Same here, I had to improve mine, cost me about £150 and I did it myself in a couple of evenings
Currently, having spoken with the EPC guy, I have 100 to 120mm. In order to tick the right box to get my RHI I need to meet or surpass current building regulations, which is (supposedly) 270mm. I'm getting a 200mm Cross Layer added, which will give me ~300mm. It's going to cost me £10 per M² for materials & installation, & whilst I could do it myself for around £4 or £5 per M² just for the 200mm thick rolls, I absolutely hate everything to do with laying loft insulation, so I'm more than willing to pony up the cash to tick that box. Besides, my days are currently filled with decorating the kitchen. I've just finished tiling it, but now it's onto the painting...
Update from things at my end. Made my first changes to the set up. DHW settings lowered to 47*. Switched to the weather compensation on saturday. Really useful video which I think was initially posted by Kev. As you had all advised it was straightforward to do (yes even for me) Initial settings as 50* at -2* and 20* at 20*. Left thermostats alone and continued to log some data so I can see any changes step by step. No dramatic changes in consumption. Total daily ASHP kwh swinging between about 55 and 70kwh daily (big incentive to explore changes), temperatures around 2-5* during the day and about 0-2* at night. CoP average pretty steady at about 2.7 before and after these changes.
Also - picked up here that you can generate the PDF reports when access melcloud via PC rather than phone app which was all I'd been using.
Trying to correlate electricity meter with melcoud, MMSP, and the two readouts on the ASHP itself - might post about that another time it's not always adding up but need a couple more days to work it out.Â
Today have proceeded to what I wanted to try based on my understanding of what I'm reading on the forum.

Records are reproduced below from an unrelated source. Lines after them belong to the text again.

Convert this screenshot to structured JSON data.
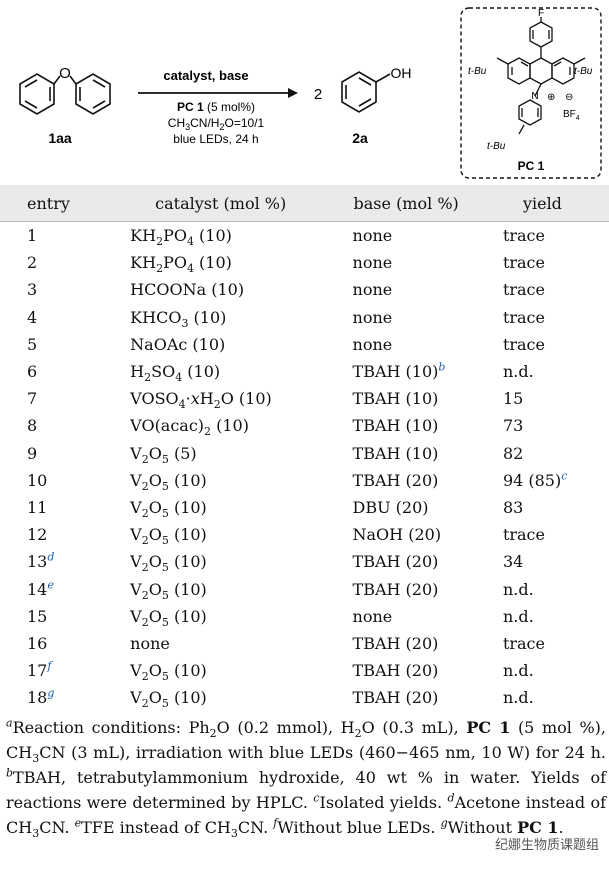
{
  "scheme": {
    "reactant_label": "1aa",
    "reactant_atom": "O",
    "arrow_above": "catalyst, base",
    "arrow_below_1": "PC 1 (5 mol%)",
    "arrow_below_2": "CH3CN/H2O=10/1",
    "arrow_below_3": "blue LEDs, 24 h",
    "coefficient": "2",
    "product_group": "OH",
    "product_label": "2a",
    "pc": {
      "f": "F",
      "tbu_left": "t-Bu",
      "tbu_right": "t-Bu",
      "tbu_bottom": "t-Bu",
      "n": "N",
      "plus": "⊕",
      "minus": "⊖",
      "bf4": "BF4",
      "label": "PC 1"
    }
  },
  "table": {
    "headers": [
      "entry",
      "catalyst (mol %)",
      "base (mol %)",
      "yield"
    ],
    "rows": [
      {
        "entry": "1",
        "fn": "",
        "cat": "KH2PO4 (10)",
        "base": "none",
        "bfn": "",
        "yield": "trace",
        "yfn": ""
      },
      {
        "entry": "2",
        "fn": "",
        "cat": "KH2PO4 (10)",
        "base": "none",
        "bfn": "",
        "yield": "trace",
        "yfn": ""
      },
      {
        "entry": "3",
        "fn": "",
        "cat": "HCOONa (10)",
        "base": "none",
        "bfn": "",
        "yield": "trace",
        "yfn": ""
      },
      {
        "entry": "4",
        "fn": "",
        "cat": "KHCO3 (10)",
        "base": "none",
        "bfn": "",
        "yield": "trace",
        "yfn": ""
      },
      {
        "entry": "5",
        "fn": "",
        "cat": "NaOAc (10)",
        "base": "none",
        "bfn": "",
        "yield": "trace",
        "yfn": ""
      },
      {
        "entry": "6",
        "fn": "",
        "cat": "H2SO4 (10)",
        "base": "TBAH (10)",
        "bfn": "b",
        "yield": "n.d.",
        "yfn": ""
      },
      {
        "entry": "7",
        "fn": "",
        "cat": "VOSO4·xH2O (10)",
        "base": "TBAH (10)",
        "bfn": "",
        "yield": "15",
        "yfn": ""
      },
      {
        "entry": "8",
        "fn": "",
        "cat": "VO(acac)2 (10)",
        "base": "TBAH (10)",
        "bfn": "",
        "yield": "73",
        "yfn": ""
      },
      {
        "entry": "9",
        "fn": "",
        "cat": "V2O5 (5)",
        "base": "TBAH (10)",
        "bfn": "",
        "yield": "82",
        "yfn": ""
      },
      {
        "entry": "10",
        "fn": "",
        "cat": "V2O5 (10)",
        "base": "TBAH (20)",
        "bfn": "",
        "yield": "94 (85)",
        "yfn": "c"
      },
      {
        "entry": "11",
        "fn": "",
        "cat": "V2O5 (10)",
        "base": "DBU (20)",
        "bfn": "",
        "yield": "83",
        "yfn": ""
      },
      {
        "entry": "12",
        "fn": "",
        "cat": "V2O5 (10)",
        "base": "NaOH (20)",
        "bfn": "",
        "yield": "trace",
        "yfn": ""
      },
      {
        "entry": "13",
        "fn": "d",
        "cat": "V2O5 (10)",
        "base": "TBAH (20)",
        "bfn": "",
        "yield": "34",
        "yfn": ""
      },
      {
        "entry": "14",
        "fn": "e",
        "cat": "V2O5 (10)",
        "base": "TBAH (20)",
        "bfn": "",
        "yield": "n.d.",
        "yfn": ""
      },
      {
        "entry": "15",
        "fn": "",
        "cat": "V2O5 (10)",
        "base": "none",
        "bfn": "",
        "yield": "n.d.",
        "yfn": ""
      },
      {
        "entry": "16",
        "fn": "",
        "cat": "none",
        "base": "TBAH (20)",
        "bfn": "",
        "yield": "trace",
        "yfn": ""
      },
      {
        "entry": "17",
        "fn": "f",
        "cat": "V2O5 (10)",
        "base": "TBAH (20)",
        "bfn": "",
        "yield": "n.d.",
        "yfn": ""
      },
      {
        "entry": "18",
        "fn": "g",
        "cat": "V2O5 (10)",
        "base": "TBAH (20)",
        "bfn": "",
        "yield": "n.d.",
        "yfn": ""
      }
    ]
  },
  "footnotes": {
    "a_mark": "a",
    "a_text": "Reaction conditions: Ph2O (0.2 mmol), H2O (0.3 mL), PC 1 (5 mol %), CH3CN (3 mL), irradiation with blue LEDs (460−465 nm, 10 W) for 24 h.",
    "b_mark": "b",
    "b_text": "TBAH, tetrabutylammonium hydroxide, 40 wt % in water. Yields of reactions were determined by HPLC.",
    "c_mark": "c",
    "c_text": "Isolated yields.",
    "d_mark": "d",
    "d_text": "Acetone instead of CH3CN.",
    "e_mark": "e",
    "e_text": "TFE instead of CH3CN.",
    "f_mark": "f",
    "f_text": "Without blue LEDs.",
    "g_mark": "g",
    "g_text": "Without PC 1."
  },
  "watermark": "纪娜生物质课题组",
  "colors": {
    "header_bg": "#e8eaeb",
    "footnote_mark": "#1f5fa8"
  }
}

Have tweaked weather comp curve to 42* at -2*, 20* at 20*. All indoor thermostats turned to max unless in a couple of room we don't heat where they are turned to zero. Not sure if that'll be warm enough but thought I'd start there and go up as needed rather than work down. Might need to weather family complaints but trying to be cost conscious.

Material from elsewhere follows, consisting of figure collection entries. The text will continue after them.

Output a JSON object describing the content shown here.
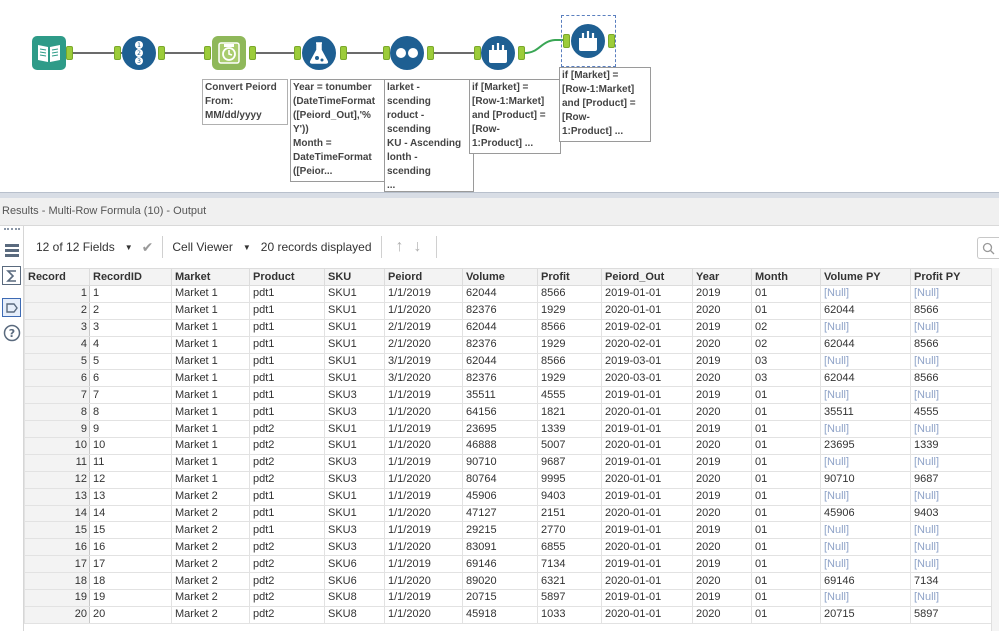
{
  "workflow": {
    "annotations": {
      "datetime": "Convert Peiord\nFrom:\nMM/dd/yyyy",
      "formula": "Year = tonumber\n(DateTimeFormat\n([Peiord_Out],'%\nY'))\nMonth =\nDateTimeFormat\n([Peior...",
      "sort": "larket -\nscending\nroduct -\nscending\nKU - Ascending\nlonth -\nscending\n...",
      "multirow1": "if [Market] =\n[Row-1:Market]\nand [Product] =\n[Row-\n1:Product] ...",
      "multirow2": "if [Market] =\n[Row-1:Market]\nand [Product] =\n[Row-\n1:Product] ..."
    },
    "tool_icons": [
      "book-icon",
      "record-id-icon",
      "datetime-icon",
      "formula-icon",
      "sort-icon",
      "multi-row-formula-icon",
      "multi-row-formula-icon"
    ]
  },
  "results": {
    "title": "Results - Multi-Row Formula (10) - Output",
    "fields_label": "12 of 12 Fields",
    "viewer_label": "Cell Viewer",
    "records_label": "20 records displayed",
    "columns": [
      "Record",
      "RecordID",
      "Market",
      "Product",
      "SKU",
      "Peiord",
      "Volume",
      "Profit",
      "Peiord_Out",
      "Year",
      "Month",
      "Volume PY",
      "Profit PY"
    ],
    "rows": [
      [
        "1",
        "1",
        "Market 1",
        "pdt1",
        "SKU1",
        "1/1/2019",
        "62044",
        "8566",
        "2019-01-01",
        "2019",
        "01",
        "[Null]",
        "[Null]"
      ],
      [
        "2",
        "2",
        "Market 1",
        "pdt1",
        "SKU1",
        "1/1/2020",
        "82376",
        "1929",
        "2020-01-01",
        "2020",
        "01",
        "62044",
        "8566"
      ],
      [
        "3",
        "3",
        "Market 1",
        "pdt1",
        "SKU1",
        "2/1/2019",
        "62044",
        "8566",
        "2019-02-01",
        "2019",
        "02",
        "[Null]",
        "[Null]"
      ],
      [
        "4",
        "4",
        "Market 1",
        "pdt1",
        "SKU1",
        "2/1/2020",
        "82376",
        "1929",
        "2020-02-01",
        "2020",
        "02",
        "62044",
        "8566"
      ],
      [
        "5",
        "5",
        "Market 1",
        "pdt1",
        "SKU1",
        "3/1/2019",
        "62044",
        "8566",
        "2019-03-01",
        "2019",
        "03",
        "[Null]",
        "[Null]"
      ],
      [
        "6",
        "6",
        "Market 1",
        "pdt1",
        "SKU1",
        "3/1/2020",
        "82376",
        "1929",
        "2020-03-01",
        "2020",
        "03",
        "62044",
        "8566"
      ],
      [
        "7",
        "7",
        "Market 1",
        "pdt1",
        "SKU3",
        "1/1/2019",
        "35511",
        "4555",
        "2019-01-01",
        "2019",
        "01",
        "[Null]",
        "[Null]"
      ],
      [
        "8",
        "8",
        "Market 1",
        "pdt1",
        "SKU3",
        "1/1/2020",
        "64156",
        "1821",
        "2020-01-01",
        "2020",
        "01",
        "35511",
        "4555"
      ],
      [
        "9",
        "9",
        "Market 1",
        "pdt2",
        "SKU1",
        "1/1/2019",
        "23695",
        "1339",
        "2019-01-01",
        "2019",
        "01",
        "[Null]",
        "[Null]"
      ],
      [
        "10",
        "10",
        "Market 1",
        "pdt2",
        "SKU1",
        "1/1/2020",
        "46888",
        "5007",
        "2020-01-01",
        "2020",
        "01",
        "23695",
        "1339"
      ],
      [
        "11",
        "11",
        "Market 1",
        "pdt2",
        "SKU3",
        "1/1/2019",
        "90710",
        "9687",
        "2019-01-01",
        "2019",
        "01",
        "[Null]",
        "[Null]"
      ],
      [
        "12",
        "12",
        "Market 1",
        "pdt2",
        "SKU3",
        "1/1/2020",
        "80764",
        "9995",
        "2020-01-01",
        "2020",
        "01",
        "90710",
        "9687"
      ],
      [
        "13",
        "13",
        "Market 2",
        "pdt1",
        "SKU1",
        "1/1/2019",
        "45906",
        "9403",
        "2019-01-01",
        "2019",
        "01",
        "[Null]",
        "[Null]"
      ],
      [
        "14",
        "14",
        "Market 2",
        "pdt1",
        "SKU1",
        "1/1/2020",
        "47127",
        "2151",
        "2020-01-01",
        "2020",
        "01",
        "45906",
        "9403"
      ],
      [
        "15",
        "15",
        "Market 2",
        "pdt1",
        "SKU3",
        "1/1/2019",
        "29215",
        "2770",
        "2019-01-01",
        "2019",
        "01",
        "[Null]",
        "[Null]"
      ],
      [
        "16",
        "16",
        "Market 2",
        "pdt2",
        "SKU3",
        "1/1/2020",
        "83091",
        "6855",
        "2020-01-01",
        "2020",
        "01",
        "[Null]",
        "[Null]"
      ],
      [
        "17",
        "17",
        "Market 2",
        "pdt2",
        "SKU6",
        "1/1/2019",
        "69146",
        "7134",
        "2019-01-01",
        "2019",
        "01",
        "[Null]",
        "[Null]"
      ],
      [
        "18",
        "18",
        "Market 2",
        "pdt2",
        "SKU6",
        "1/1/2020",
        "89020",
        "6321",
        "2020-01-01",
        "2020",
        "01",
        "69146",
        "7134"
      ],
      [
        "19",
        "19",
        "Market 2",
        "pdt2",
        "SKU8",
        "1/1/2019",
        "20715",
        "5897",
        "2019-01-01",
        "2019",
        "01",
        "[Null]",
        "[Null]"
      ],
      [
        "20",
        "20",
        "Market 2",
        "pdt2",
        "SKU8",
        "1/1/2020",
        "45918",
        "1033",
        "2020-01-01",
        "2020",
        "01",
        "20715",
        "5897"
      ]
    ]
  }
}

Turning thermostats up to maximum feels counter-intuitive - impossible not to be nervous re consumption but we'll see where we are after 24 hours.
As always - in awe of the knowledge by the regulars on here - and massively grateful for the very generous sharing of that knowledge.Â
Â
Thanks again will update in a few days.
@rv3Â
Hi RV3,
By turning up the thermostats you are merely removing them from the equation, and stopping them from interfering with the controller, and preventing it from actually carrying out the control function. Once your system is correctly configured and optimised it would be possible to remove the thermostats altogether, but probably best to keep them in place with a setting of 1C to 2C about the desired indoor temperature. If any rooms then suffered a dose of solar gain, the thermostat would help prevent the temperature from going too high.
@rv3 try to write down when the house feels too warm, or too cold, with the time & date (if you can, without changing anything). Then, you can cross reference that with the outside temp that the Melcloud system thinks it is. There is a way to tweak the middle of the curve too, not just the end points. You are also following the same logic as I am, with moving the lower end point further down from Zero.
@derek-m understood and thanks for the tip. The thermostats are old style dials with notches on so not quite as easy to calibrate as digital read out stats - hadn't thought about the rooms getting too hot but there's really only one room that gets and decent solar gain. All useful and have used a lot of what you've advised to try and figure out best approach - v grateful.
@rv3Â
Hi RV3,
From the graph you can see the immediate effect in that the water flow temperature was reduced from 42C to 35C, which should have improved the efficiency and COP quite considerably.
I am not that familiar with MELCloud, but it would have been interesting to see energy consumption and indoor and outdoor temperature over the same period.
@rv3 whilst you're doing this, & trying to convince your system to gently sip electricity, rather than guzzle it, I have found that writing down your electricity meter readings once a day really helps. If you have a ballpark estimate for how much the rest of your house usually uses, so much the better. That way, you can get a feel for how much a - 3°C day usually costs, or how little an +8°C one sets you back.
I have tended to start warm, & cut it down, rather than starting cold & warming it up. The reason is that it takes a day or so for things to stabilise, & there is an expensive peak of power use that it needs to raise the temperature by a degree or two.